I’m sitting in Washington Square Park on a late summer evening. There’s music blaring from speakers, but I have my headphones on and am playing the kind of sound that this scene, and the strong breeze that accompanies it, deserve.

Only, through the headphones comes the crying of the little girl who went by in her stroller, and the guitar of the guy sitting on the grass, and that same blaring music that I can’t quite identify.

The sun is starting to go down but some of the trees—not the ones I’m under—are still lit golden-green from above. The sky is blue to blue-white behind them, and the water cascading—can water cascade up before cascading down?—from the fountain is a milky white. Some of the street lamps are dimly lit.

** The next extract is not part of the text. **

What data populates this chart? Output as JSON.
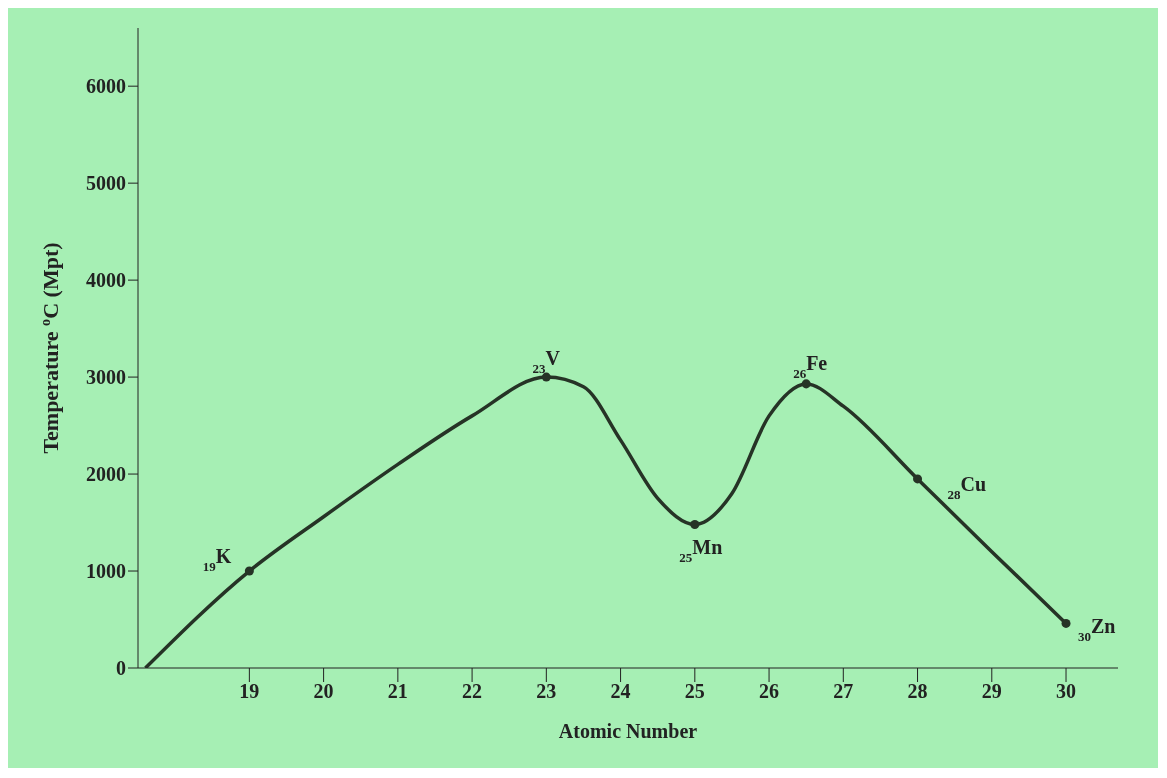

I’ve been to the park at lunchtime before, in springtime when the newly warm weather draws everyone outside and there’s nowhere to sit that doesn’t have at least five people in earshot. Tonight isn’t like that, and yet there are still so many people here, probably hundreds. Walking and sitting. Teaching a toddler to throw a football—sort of.

The wind rustles the trees and I think of the movie Chocolat, where a certain kind of wind meant it was time to go, to move, to be somewhere else, be someone else.

With my music in my ears it feels like that, but in the gap between songs, the reality of New York grounds me—at least till the music starts again and the breeze blows, and I look at all the people and think—Maybe.